Say today we have a template which the contract size increase over time by a huge amount. However, at each point in time, we only care about the contract after the previous query.

For example, at the beginning of the day (t means at specific time and q means query comes in)
t1: 1M contracts
q1: query1 comes in only cares about 1M contracts, queried and process them
t2: +1M contracts => 2M contracts
q2: query2 comes in only cares about the new 1M contracts that hasn’t been processed
t3: +1.5M contracts => 3.5M contracts
q3: query3 comes in only cares about the new 1.5M contracts that hasn’t been processed

Assuming no caching at all in the Java ledger client application, all the contracts need to be queried upon query comes in. What is a better way to minimise the time spending on querying?
Should we leverage JSON API server (and use some fields to filter e.g. unprocessed status), or if going directly using GRPC and filtering on the client side will actually be faster? or if there’s any other way.

Thanks a lot in advance!

1 Like

First, the JSON API is an ordinary ledger client. There is nothing it can do that you cannot possibly do yourself in a gRPC client application.

It really depends on what you mean by

As in, the ones that were created after a given offset? That is the most natural approach to implement “only process new contracts”, and there is almost certainly no reason to use the JSON API in this case, but that is incompatible with

because you have to store an offset to implement this.

This strikes me as crying out for rearchitecture. If you have a template T with a status : Bool field, and a contract with False is semantically unlike a contract with True, then in reality you probably want two templates Tfalse and Ttrue with sets of choices relevant to their “status”, and this advice broadly applies to any “status” field.

Then, your application’s rule is “process all contracts of template Tunprocessed”, and this has some interesting properties that make it interact cleanly with the ledger, regardless of choosing gRPC or JSON API:

  1. It’s a “fix the ledger” application so if a run fails after only processing some contracts, you can just run it again. There’s no possibility of a “missed” contract, because all existing contracts are candidates for processing no matter when they were created.
  2. The “ACS + transaction stream after offset” is an efficient way to retrieve exactly the set of contracts to consider while skipping already-handled contracts. There is no need for further filtering.
  3. There is no need to remember anything on the client.

However, if you did not mean that the application should make any ledger changes while handling “new” contracts, none of this applies, and I do not see how that can possibly be done without client-local state. Especially if, by “query” you mean “some predicate aside from before or after a given offset”.

1 Like

@Stephen thanks so much for the suggestion of creating Tunprocessed and Tprocessed. I think this will improve a huge part of our concern.
The real case has a slightly more complicated angle to it, in the Tunprocessed, we have a field say Type, which can be say A, B, C, D and each time when we processed, we only wants to processed one Type and in order.

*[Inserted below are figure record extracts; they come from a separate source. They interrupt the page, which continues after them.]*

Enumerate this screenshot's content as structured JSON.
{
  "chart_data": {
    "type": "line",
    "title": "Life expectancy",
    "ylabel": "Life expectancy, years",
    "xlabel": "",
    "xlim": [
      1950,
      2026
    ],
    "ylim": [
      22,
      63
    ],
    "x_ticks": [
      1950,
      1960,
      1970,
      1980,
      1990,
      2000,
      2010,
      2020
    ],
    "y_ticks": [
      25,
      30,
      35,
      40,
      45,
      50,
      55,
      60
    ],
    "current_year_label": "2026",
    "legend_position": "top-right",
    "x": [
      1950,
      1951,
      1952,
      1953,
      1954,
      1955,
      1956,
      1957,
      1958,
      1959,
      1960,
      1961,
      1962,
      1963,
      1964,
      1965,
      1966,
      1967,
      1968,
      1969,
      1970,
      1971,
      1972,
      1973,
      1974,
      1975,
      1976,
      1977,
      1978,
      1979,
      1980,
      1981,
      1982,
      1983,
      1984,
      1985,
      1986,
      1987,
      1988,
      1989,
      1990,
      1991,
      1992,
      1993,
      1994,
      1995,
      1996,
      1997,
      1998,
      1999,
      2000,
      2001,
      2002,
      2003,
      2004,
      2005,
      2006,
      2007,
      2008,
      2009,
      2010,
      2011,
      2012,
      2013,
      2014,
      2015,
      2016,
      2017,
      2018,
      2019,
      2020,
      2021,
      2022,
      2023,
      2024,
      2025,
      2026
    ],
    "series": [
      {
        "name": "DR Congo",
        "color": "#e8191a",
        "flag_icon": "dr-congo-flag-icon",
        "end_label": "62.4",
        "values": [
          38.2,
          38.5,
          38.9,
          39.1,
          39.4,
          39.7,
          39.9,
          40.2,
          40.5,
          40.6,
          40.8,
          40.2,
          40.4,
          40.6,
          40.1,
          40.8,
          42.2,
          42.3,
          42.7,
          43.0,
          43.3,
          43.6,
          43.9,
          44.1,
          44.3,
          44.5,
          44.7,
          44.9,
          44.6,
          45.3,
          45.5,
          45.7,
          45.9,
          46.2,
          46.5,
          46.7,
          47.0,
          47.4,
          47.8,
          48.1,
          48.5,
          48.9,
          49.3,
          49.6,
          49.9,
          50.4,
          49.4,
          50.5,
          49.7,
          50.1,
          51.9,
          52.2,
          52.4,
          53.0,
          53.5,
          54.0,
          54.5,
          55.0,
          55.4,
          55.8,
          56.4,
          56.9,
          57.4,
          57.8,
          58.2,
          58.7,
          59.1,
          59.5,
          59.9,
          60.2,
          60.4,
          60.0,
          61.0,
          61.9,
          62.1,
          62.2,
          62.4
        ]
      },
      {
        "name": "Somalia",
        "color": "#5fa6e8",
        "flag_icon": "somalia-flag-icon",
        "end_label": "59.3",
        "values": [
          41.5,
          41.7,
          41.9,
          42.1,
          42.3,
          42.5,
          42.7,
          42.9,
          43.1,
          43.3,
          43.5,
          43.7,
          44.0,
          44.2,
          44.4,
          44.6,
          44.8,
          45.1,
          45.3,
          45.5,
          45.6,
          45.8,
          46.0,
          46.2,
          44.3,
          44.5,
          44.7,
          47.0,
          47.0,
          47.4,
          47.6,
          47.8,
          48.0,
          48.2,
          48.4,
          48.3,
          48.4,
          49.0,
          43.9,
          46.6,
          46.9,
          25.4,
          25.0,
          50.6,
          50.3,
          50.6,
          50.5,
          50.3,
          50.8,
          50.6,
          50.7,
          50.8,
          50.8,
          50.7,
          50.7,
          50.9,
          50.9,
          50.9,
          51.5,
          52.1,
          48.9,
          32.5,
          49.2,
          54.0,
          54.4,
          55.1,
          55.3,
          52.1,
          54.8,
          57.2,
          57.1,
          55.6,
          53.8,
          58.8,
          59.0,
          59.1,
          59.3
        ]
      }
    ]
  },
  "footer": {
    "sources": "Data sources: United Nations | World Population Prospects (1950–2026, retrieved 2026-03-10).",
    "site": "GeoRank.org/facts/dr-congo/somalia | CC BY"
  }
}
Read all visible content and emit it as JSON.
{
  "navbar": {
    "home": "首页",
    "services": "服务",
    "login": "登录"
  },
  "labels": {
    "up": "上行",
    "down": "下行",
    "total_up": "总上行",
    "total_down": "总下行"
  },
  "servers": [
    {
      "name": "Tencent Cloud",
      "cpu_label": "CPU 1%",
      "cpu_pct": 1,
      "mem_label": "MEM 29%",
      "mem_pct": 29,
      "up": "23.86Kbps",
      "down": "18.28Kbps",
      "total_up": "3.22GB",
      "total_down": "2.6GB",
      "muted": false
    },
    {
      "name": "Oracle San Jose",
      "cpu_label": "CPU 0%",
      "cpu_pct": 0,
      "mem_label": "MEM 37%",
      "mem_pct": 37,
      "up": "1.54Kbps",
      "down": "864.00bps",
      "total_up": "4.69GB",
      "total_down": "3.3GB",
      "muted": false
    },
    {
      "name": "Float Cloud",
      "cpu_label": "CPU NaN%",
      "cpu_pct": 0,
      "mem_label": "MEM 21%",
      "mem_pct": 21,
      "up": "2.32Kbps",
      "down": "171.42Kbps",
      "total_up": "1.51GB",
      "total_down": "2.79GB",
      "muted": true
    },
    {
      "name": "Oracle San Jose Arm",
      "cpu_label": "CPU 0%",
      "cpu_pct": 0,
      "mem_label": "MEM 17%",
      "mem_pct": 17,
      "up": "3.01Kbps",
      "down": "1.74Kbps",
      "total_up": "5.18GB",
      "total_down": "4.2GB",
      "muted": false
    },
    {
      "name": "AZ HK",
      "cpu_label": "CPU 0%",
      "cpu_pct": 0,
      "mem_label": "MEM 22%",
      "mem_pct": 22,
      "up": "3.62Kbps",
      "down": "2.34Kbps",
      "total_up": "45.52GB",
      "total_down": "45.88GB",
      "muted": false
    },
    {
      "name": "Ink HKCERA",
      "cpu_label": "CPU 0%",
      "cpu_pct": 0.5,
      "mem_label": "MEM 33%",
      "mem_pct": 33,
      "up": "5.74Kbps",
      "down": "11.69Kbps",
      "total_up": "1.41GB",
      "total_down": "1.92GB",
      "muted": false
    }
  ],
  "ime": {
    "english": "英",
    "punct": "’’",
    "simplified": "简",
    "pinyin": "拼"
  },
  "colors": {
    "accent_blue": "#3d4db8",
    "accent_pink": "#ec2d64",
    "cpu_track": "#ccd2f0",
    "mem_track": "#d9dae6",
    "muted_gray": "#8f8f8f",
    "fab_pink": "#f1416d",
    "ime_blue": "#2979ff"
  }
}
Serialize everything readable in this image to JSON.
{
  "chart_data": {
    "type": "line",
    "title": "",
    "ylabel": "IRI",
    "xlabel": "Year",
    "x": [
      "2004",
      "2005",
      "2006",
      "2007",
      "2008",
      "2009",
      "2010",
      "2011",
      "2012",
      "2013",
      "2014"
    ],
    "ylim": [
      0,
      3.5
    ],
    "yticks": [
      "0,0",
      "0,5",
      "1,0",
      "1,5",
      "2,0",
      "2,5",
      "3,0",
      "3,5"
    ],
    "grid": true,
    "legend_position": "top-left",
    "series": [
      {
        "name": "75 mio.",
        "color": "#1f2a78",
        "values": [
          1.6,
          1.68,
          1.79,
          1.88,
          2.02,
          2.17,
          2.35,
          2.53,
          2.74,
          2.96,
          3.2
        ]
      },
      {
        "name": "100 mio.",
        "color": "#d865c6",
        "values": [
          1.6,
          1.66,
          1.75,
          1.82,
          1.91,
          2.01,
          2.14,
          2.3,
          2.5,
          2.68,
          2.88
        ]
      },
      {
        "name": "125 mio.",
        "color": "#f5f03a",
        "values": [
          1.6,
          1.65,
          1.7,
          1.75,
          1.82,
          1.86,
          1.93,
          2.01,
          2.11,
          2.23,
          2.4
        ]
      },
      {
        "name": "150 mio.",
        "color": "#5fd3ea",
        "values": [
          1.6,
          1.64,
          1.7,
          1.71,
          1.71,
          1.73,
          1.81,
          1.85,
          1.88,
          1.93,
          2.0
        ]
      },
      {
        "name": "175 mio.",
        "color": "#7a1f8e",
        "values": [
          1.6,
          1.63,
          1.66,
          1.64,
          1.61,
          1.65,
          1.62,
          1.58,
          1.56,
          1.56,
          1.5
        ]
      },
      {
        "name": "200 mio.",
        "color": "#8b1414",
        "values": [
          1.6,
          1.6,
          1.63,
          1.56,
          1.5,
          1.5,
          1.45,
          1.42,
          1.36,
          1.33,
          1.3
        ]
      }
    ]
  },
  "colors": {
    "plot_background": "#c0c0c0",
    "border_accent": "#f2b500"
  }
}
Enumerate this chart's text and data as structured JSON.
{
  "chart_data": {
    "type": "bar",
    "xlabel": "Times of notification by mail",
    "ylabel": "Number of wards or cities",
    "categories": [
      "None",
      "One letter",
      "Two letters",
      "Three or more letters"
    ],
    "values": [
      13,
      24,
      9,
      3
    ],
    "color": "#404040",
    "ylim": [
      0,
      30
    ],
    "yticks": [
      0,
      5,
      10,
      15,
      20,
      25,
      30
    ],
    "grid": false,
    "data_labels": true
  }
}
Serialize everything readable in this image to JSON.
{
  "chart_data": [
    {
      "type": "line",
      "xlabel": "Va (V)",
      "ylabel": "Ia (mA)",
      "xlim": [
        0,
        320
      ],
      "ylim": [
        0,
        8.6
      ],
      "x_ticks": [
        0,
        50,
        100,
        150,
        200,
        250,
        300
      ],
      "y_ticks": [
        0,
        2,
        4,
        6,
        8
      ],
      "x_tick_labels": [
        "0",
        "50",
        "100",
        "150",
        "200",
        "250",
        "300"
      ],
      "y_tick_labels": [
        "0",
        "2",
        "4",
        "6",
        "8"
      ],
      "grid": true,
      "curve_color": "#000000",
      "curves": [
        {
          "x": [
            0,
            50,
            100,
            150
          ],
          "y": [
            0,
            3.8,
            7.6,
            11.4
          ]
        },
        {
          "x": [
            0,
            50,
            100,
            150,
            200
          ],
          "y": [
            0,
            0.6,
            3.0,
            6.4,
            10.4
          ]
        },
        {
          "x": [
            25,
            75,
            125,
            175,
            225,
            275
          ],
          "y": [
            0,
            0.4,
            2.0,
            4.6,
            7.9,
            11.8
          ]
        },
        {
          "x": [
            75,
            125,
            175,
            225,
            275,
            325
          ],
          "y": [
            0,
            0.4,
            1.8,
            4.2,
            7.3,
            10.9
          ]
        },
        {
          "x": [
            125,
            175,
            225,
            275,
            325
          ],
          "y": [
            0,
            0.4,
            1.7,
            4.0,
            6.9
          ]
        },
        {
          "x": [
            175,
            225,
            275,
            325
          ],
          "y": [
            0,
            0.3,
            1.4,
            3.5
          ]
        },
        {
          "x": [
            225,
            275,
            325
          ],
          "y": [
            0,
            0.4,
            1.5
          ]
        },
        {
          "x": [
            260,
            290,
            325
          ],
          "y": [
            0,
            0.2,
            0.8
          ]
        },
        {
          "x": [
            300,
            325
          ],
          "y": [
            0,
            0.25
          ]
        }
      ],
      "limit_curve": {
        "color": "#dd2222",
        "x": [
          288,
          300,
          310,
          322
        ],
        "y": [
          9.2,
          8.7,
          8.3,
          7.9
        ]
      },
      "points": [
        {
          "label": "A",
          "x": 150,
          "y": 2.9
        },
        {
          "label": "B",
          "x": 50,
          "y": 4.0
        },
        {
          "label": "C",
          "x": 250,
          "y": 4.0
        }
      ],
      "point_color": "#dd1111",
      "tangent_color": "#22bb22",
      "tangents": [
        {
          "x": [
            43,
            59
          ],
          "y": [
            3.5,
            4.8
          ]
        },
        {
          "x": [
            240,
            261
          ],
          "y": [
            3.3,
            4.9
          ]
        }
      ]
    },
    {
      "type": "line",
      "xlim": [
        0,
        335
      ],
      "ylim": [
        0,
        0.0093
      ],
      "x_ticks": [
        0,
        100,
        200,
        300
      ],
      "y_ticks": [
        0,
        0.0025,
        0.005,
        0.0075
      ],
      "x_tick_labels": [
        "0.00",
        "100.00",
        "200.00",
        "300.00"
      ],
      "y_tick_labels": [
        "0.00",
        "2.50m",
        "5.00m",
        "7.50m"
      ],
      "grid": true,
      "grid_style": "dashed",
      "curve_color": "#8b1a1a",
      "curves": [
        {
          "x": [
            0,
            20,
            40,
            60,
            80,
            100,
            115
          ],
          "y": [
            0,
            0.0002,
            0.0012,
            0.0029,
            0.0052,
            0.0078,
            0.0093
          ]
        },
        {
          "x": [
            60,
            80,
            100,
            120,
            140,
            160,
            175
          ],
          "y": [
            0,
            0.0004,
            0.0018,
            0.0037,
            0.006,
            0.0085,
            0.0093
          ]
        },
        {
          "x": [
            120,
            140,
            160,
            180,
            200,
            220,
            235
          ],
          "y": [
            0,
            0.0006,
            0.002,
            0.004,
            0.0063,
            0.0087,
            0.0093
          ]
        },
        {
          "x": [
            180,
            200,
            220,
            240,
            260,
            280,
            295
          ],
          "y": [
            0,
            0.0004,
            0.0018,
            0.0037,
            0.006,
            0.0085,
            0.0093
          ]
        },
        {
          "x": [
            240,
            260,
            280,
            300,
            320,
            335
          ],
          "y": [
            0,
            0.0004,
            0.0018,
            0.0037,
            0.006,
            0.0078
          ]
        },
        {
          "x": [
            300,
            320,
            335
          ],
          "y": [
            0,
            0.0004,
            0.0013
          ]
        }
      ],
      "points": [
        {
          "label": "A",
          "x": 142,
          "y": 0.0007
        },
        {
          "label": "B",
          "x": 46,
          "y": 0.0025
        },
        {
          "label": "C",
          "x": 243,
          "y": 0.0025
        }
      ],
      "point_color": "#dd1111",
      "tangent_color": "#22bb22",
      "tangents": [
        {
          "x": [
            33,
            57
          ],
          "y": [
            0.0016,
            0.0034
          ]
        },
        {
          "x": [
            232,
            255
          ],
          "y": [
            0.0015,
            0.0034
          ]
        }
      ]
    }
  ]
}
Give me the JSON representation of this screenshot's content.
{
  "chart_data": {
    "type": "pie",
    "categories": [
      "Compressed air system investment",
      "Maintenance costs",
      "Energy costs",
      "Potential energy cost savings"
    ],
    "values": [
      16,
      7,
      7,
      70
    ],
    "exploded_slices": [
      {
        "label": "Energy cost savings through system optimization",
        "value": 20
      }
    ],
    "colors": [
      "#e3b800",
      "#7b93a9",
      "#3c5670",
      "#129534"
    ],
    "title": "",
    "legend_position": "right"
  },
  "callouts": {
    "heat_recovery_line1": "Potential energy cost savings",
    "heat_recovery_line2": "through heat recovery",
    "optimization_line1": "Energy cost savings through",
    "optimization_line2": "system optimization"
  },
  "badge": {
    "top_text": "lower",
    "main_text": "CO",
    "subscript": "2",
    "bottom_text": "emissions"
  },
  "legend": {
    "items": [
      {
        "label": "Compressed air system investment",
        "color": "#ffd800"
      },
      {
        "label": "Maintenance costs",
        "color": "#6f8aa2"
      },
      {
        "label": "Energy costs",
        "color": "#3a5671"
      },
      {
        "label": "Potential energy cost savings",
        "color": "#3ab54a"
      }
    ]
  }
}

  1. Processed A → all A become Tprocessed (will no longer publish any contract with type A after A is processed, yet other type of B, C, D will continue to be created)
  2. Processed B → all B become Tprocessed (will no longer publish any contract with type B after B is processed, yet other type of C, D will continue to be created)
    … so on and so forth.

In this case will JSON API be able to help? e.g. when doing step 1, client application crashes while processing Tunprocessed, as JSON API caches the contracts with field Type A, maybe it will be faster than query by using GRPC API? Or using offset, query and filter with GPRC API will be a better way to go?

1 Like

Call it anything but that :sweat_smile:

JSON API’s query store helps the most in the cases where

  1. you have a large number of contracts of a given template, but a very small number of results you expect from your query filter, or
  2. the participant returns ACS/transactions much slower than JSON API would.

You only have a representative example here, but 25% is quite a lot, and in my estimation not small enough to benefit meaningfully from the JSON API query store. For result sets of 1M contracts meant to be returned all at once, of such a sizable “frequency”, I suspect that JSON API will be somewhat slower, actually.

From your description going via gRPC sounds right.

When you crash, you always start with the ACS anyway, because that will have already removed any Tunprocessed that were successfully handled by the crashed run. Then you do not need to store an offset at all.

1 Like